After a close encounter with a dark gray domed 40-45 foot diameter disk back in July 1967 in Mayport, Florida, Ramona Clark described to me how within 4 days her home erupted with poltergiest activity. There were knocking sounds, footsteps, odors, and a male voice, from time to time, calling her name. In the weeks and months that followed the mother and her teenaged son (who also witnessed the UFO) began to awaken around 3 a.m., immobilized by tingling paralysis, seeing small glowing bluish and golden balls of light and humanoid beings in their bedrooms.

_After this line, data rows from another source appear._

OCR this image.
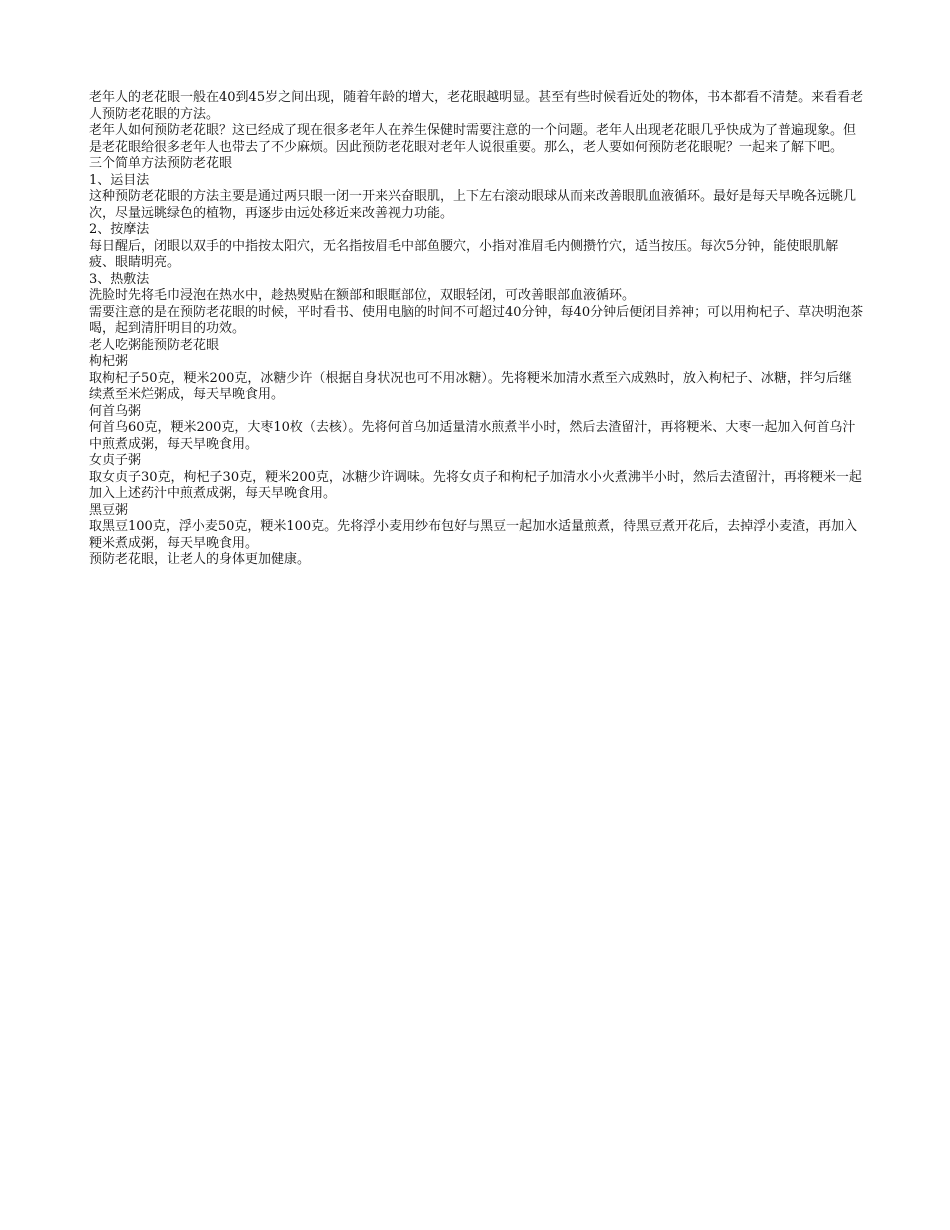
老年人的老花眼一般在40到45岁之间出现，随着年龄的增大，老花眼越明显。甚至有些时候看近处的物体，书本都看不清楚。来看看老人预防老花眼的方法。

老年人如何预防老花眼？这已经成了现在很多老年人在养生保健时需要注意的一个问题。老年人出现老花眼几乎快成为了普遍现象。但是老花眼给很多老年人也带去了不少麻烦。因此预防老花眼对老年人说很重要。那么，老人要如何预防老花眼呢？一起来了解下吧。

三个简单方法预防老花眼

1、运目法

这种预防老花眼的方法主要是通过两只眼一闭一开来兴奋眼肌，上下左右滚动眼球从而来改善眼肌血液循环。最好是每天早晚各远眺几次，尽量远眺绿色的植物，再逐步由远处移近来改善视力功能。

2、按摩法

每日醒后，闭眼以双手的中指按太阳穴，无名指按眉毛中部鱼腰穴，小指对准眉毛内侧攒竹穴，适当按压。每次5分钟，能使眼肌解疲、眼睛明亮。

3、热敷法

洗脸时先将毛巾浸泡在热水中，趁热熨贴在额部和眼眶部位，双眼轻闭，可改善眼部血液循环。

需要注意的是在预防老花眼的时候，平时看书、使用电脑的时间不可超过40分钟，每40分钟后便闭目养神；可以用枸杞子、草决明泡茶喝，起到清肝明目的功效。

老人吃粥能预防老花眼

枸杞粥

取枸杞子50克，粳米200克，冰糖少许（根据自身状况也可不用冰糖）。先将粳米加清水煮至六成熟时，放入枸杞子、冰糖，拌匀后继续煮至米烂粥成，每天早晚食用。

何首乌粥

何首乌60克，粳米200克，大枣10枚（去核）。先将何首乌加适量清水煎煮半小时，然后去渣留汁，再将粳米、大枣一起加入何首乌汁中煎煮成粥，每天早晚食用。

女贞子粥

取女贞子30克，枸杞子30克，粳米200克，冰糖少许调味。先将女贞子和枸杞子加清水小火煮沸半小时，然后去渣留汁，再将粳米一起加入上述药汁中煎煮成粥，每天早晚食用。

黑豆粥

取黑豆100克，浮小麦50克，粳米100克。先将浮小麦用纱布包好与黑豆一起加水适量煎煮，待黑豆煮开花后，去掉浮小麦渣，再加入粳米煮成粥，每天早晚食用。

预防老花眼，让老人的身体更加健康。
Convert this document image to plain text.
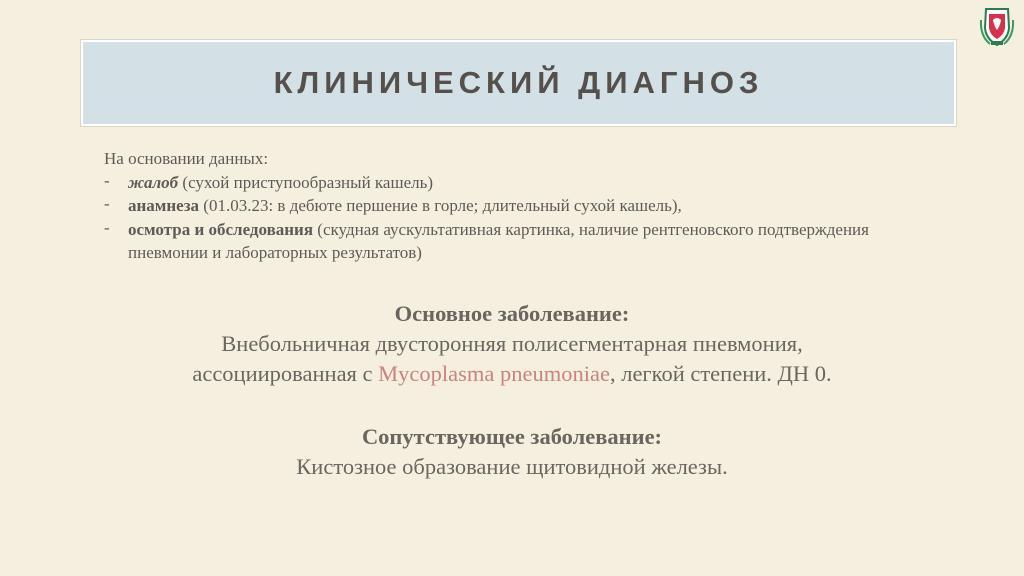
КЛИНИЧЕСКИЙ ДИАГНОЗ
На основании данных:
- жалоб (сухой приступообразный кашель)
- анамнеза (01.03.23: в дебюте першение в горле; длительный сухой кашель),
- осмотра и обследования (скудная аускультативная картинка, наличие рентгеновского подтверждения пневмонии и лабораторных результатов)
Основное заболевание:
Внебольничная двусторонняя полисегментарная пневмония,
ассоциированная с Mycoplasma pneumoniae, легкой степени. ДН 0.
Сопутствующее заболевание:
Кистозное образование щитовидной железы.
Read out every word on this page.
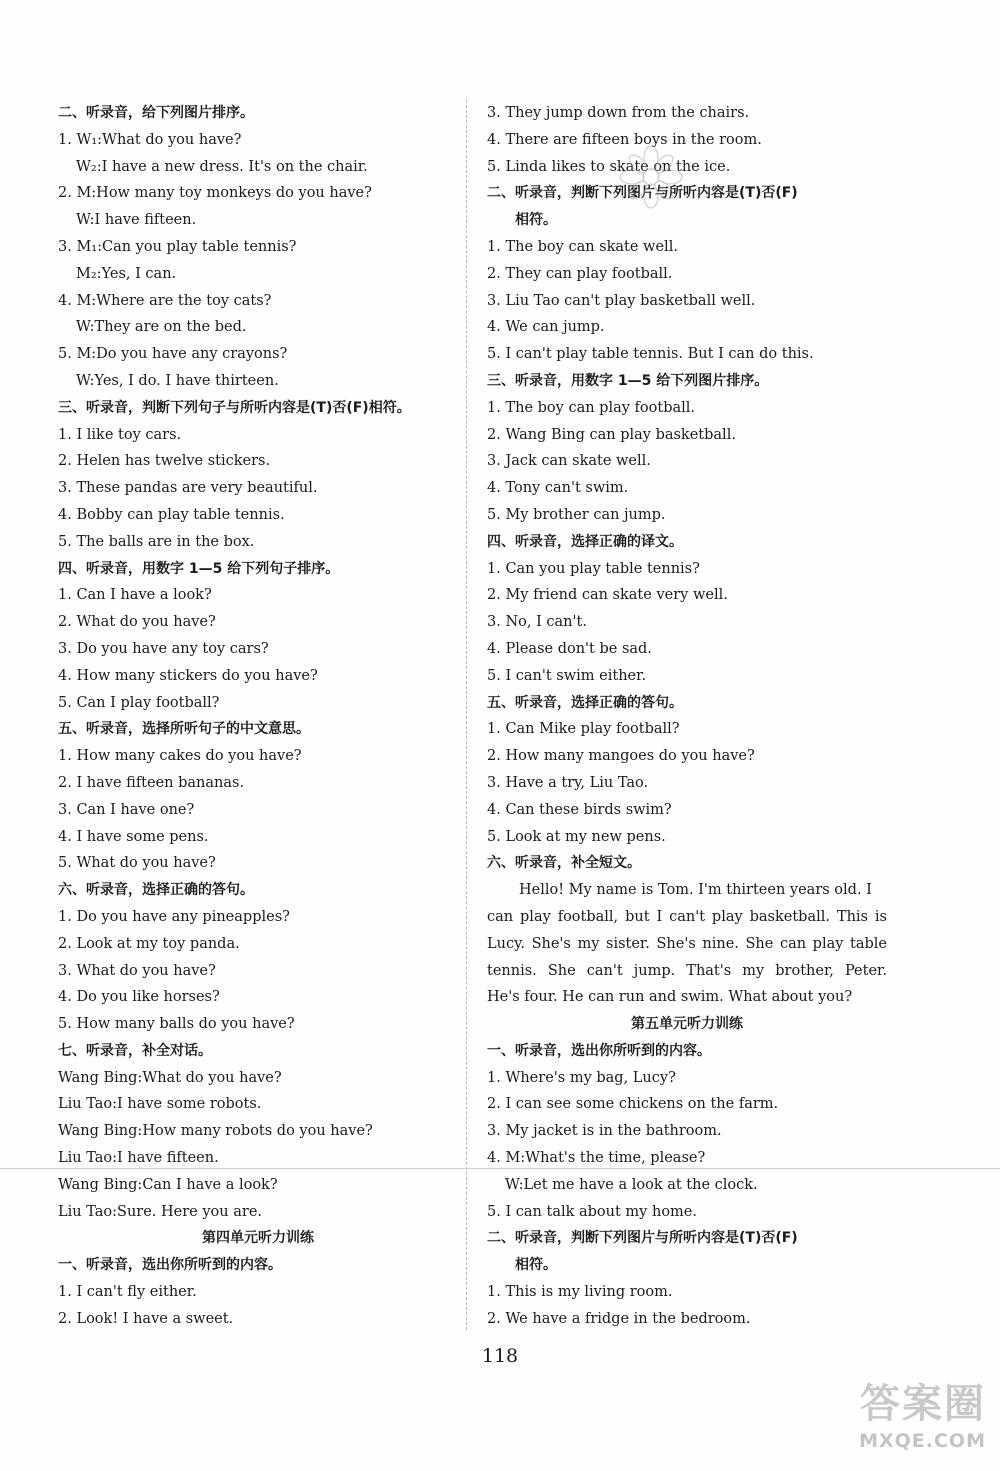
二、听录音，给下列图片排序。
1. W₁:What do you have?
W₂:I have a new dress. It's on the chair.
2. M:How many toy monkeys do you have?
W:I have fifteen.
3. M₁:Can you play table tennis?
M₂:Yes, I can.
4. M:Where are the toy cats?
W:They are on the bed.
5. M:Do you have any crayons?
W:Yes, I do. I have thirteen.
三、听录音，判断下列句子与所听内容是(T)否(F)相符。
1. I like toy cars.
2. Helen has twelve stickers.
3. These pandas are very beautiful.
4. Bobby can play table tennis.
5. The balls are in the box.
四、听录音，用数字 1—5 给下列句子排序。
1. Can I have a look?
2. What do you have?
3. Do you have any toy cars?
4. How many stickers do you have?
5. Can I play football?
五、听录音，选择所听句子的中文意思。
1. How many cakes do you have?
2. I have fifteen bananas.
3. Can I have one?
4. I have some pens.
5. What do you have?
六、听录音，选择正确的答句。
1. Do you have any pineapples?
2. Look at my toy panda.
3. What do you have?
4. Do you like horses?
5. How many balls do you have?
七、听录音，补全对话。
Wang Bing:What do you have?
Liu Tao:I have some robots.
Wang Bing:How many robots do you have?
Liu Tao:I have fifteen.
Wang Bing:Can I have a look?
Liu Tao:Sure. Here you are.
第四单元听力训练
一、听录音，选出你所听到的内容。
1. I can't fly either.
2. Look! I have a sweet.
3. They jump down from the chairs.
4. There are fifteen boys in the room.
5. Linda likes to skate on the ice.
二、听录音，判断下列图片与所听内容是(T)否(F)
相符。
1. The boy can skate well.
2. They can play football.
3. Liu Tao can't play basketball well.
4. We can jump.
5. I can't play table tennis. But I can do this.
三、听录音，用数字 1—5 给下列图片排序。
1. The boy can play football.
2. Wang Bing can play basketball.
3. Jack can skate well.
4. Tony can't swim.
5. My brother can jump.
四、听录音，选择正确的译文。
1. Can you play table tennis?
2. My friend can skate very well.
3. No, I can't.
4. Please don't be sad.
5. I can't swim either.
五、听录音，选择正确的答句。
1. Can Mike play football?
2. How many mangoes do you have?
3. Have a try, Liu Tao.
4. Can these birds swim?
5. Look at my new pens.
六、听录音，补全短文。
Hello! My name is Tom. I'm thirteen years old. I
can play football, but I can't play basketball. This is
Lucy. She's my sister. She's nine. She can play table
tennis. She can't jump. That's my brother, Peter.
He's four. He can run and swim. What about you?
第五单元听力训练
一、听录音，选出你所听到的内容。
1. Where's my bag, Lucy?
2. I can see some chickens on the farm.
3. My jacket is in the bathroom.
4. M:What's the time, please?
W:Let me have a look at the clock.
5. I can talk about my home.
二、听录音，判断下列图片与所听内容是(T)否(F)
相符。
1. This is my living room.
2. We have a fridge in the bedroom.
118
答案圈
MXQE.COM
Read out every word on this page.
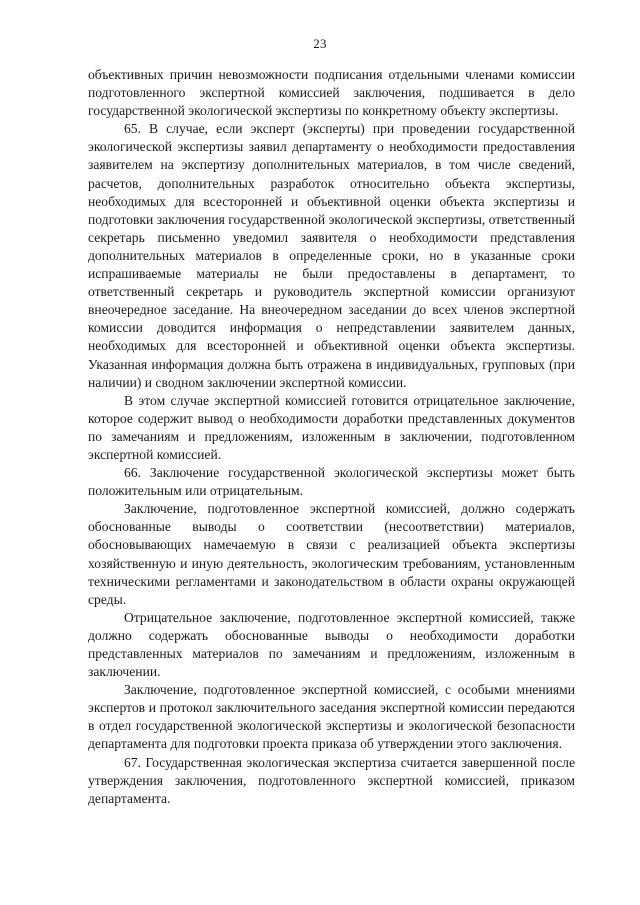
23

объективных причин невозможности подписания отдельными членами комиссии подготовленного экспертной комиссией заключения, подшивается в дело государственной экологической экспертизы по конкретному объекту экспертизы.

65. В случае, если эксперт (эксперты) при проведении государственной экологической экспертизы заявил департаменту о необходимости предоставления заявителем на экспертизу дополнительных материалов, в том числе сведений, расчетов, дополнительных разработок относительно объекта экспертизы, необходимых для всесторонней и объективной оценки объекта экспертизы и подготовки заключения государственной экологической экспертизы, ответственный секретарь письменно уведомил заявителя о необходимости представления дополнительных материалов в определенные сроки, но в указанные сроки испрашиваемые материалы не были предоставлены в департамент, то ответственный секретарь и руководитель экспертной комиссии организуют внеочередное заседание. На внеочередном заседании до всех членов экспертной комиссии доводится информация о непредставлении заявителем данных, необходимых для всесторонней и объективной оценки объекта экспертизы. Указанная информация должна быть отражена в индивидуальных, групповых (при наличии) и сводном заключении экспертной комиссии.

В этом случае экспертной комиссией готовится отрицательное заключение, которое содержит вывод о необходимости доработки представленных документов по замечаниям и предложениям, изложенным в заключении, подготовленном экспертной комиссией.

66. Заключение государственной экологической экспертизы может быть положительным или отрицательным.

Заключение, подготовленное экспертной комиссией, должно содержать обоснованные выводы о соответствии (несоответствии) материалов, обосновывающих намечаемую в связи с реализацией объекта экспертизы хозяйственную и иную деятельность, экологическим требованиям, установленным техническими регламентами и законодательством в области охраны окружающей среды.

Отрицательное заключение, подготовленное экспертной комиссией, также должно содержать обоснованные выводы о необходимости доработки представленных материалов по замечаниям и предложениям, изложенным в заключении.

Заключение, подготовленное экспертной комиссией, с особыми мнениями экспертов и протокол заключительного заседания экспертной комиссии передаются в отдел государственной экологической экспертизы и экологической безопасности департамента для подготовки проекта приказа об утверждении этого заключения.

67. Государственная экологическая экспертиза считается завершенной после утверждения заключения, подготовленного экспертной комиссией, приказом департамента.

The parapsychologists usually don't want to have anything to do with ufology's “alien” data, and often vice versa, while the cryptozoologists don't generally want to touch the paranormal and UFO “alien” aspects, and so around and around it all goes. Thus these people become specialists who selectively examine only evidence that seemingly applies to the surface appearances of their own particlar field of choice; their preconceived representation of their particular subject. Meanwhile, founding members of FREE, like the late Dr. Edgar Mitchell and Harvard astrophysicist Dr. Rudy Schild have hammered away at a thing called Quantum Hologram Theory (QHT) to explain many anomalies that seem associated with the UFO contact phenomena. Check out my interview in this issue with Rey Hernandez, A FREE co-founder, for his own deep thoughts and insights on this concept and how his own personal contact experiences led him to meeting Doctors Mitchell and Schild and coming to gravitate toward their conclusions. When it comes to UFOs and the paranormal, Dr. Schild has been quoting saying: “The key point is that Quantum Hologram formulation sensibly explains all of the modern miracles.” A few decades back, Keel compared ufology to an “infant pseudoscience,” and as we approach 2017 we will soon be celebrating [if that's what you wanna call it] ufology's 70th anniversary. Sadly, ufology doesn't need the CIA, NSA, Air Force, MIB, or anyone else to hinder its progress. It seems to be mired up and sinking in psychological quicksand of its own creation. Its fearless leaders are too often self-styled egocentric “experts” who strive to maintain an outdated series of subjective ideas and concepts, peddling them as obvious and factual, when in reality there exists no real and hard proof of any genuine scientific substance. Ufology for most is more of a belief system, a religion, than a true science-based discipline where you follow the evidence trail rather than preferred and untested beliefs, concepts and theories.

I always liked this title from one of John Keel's chapters in his book UFOs: Operations Trojan Horse, which was entitled: To Hell with the Answer! What's the Question?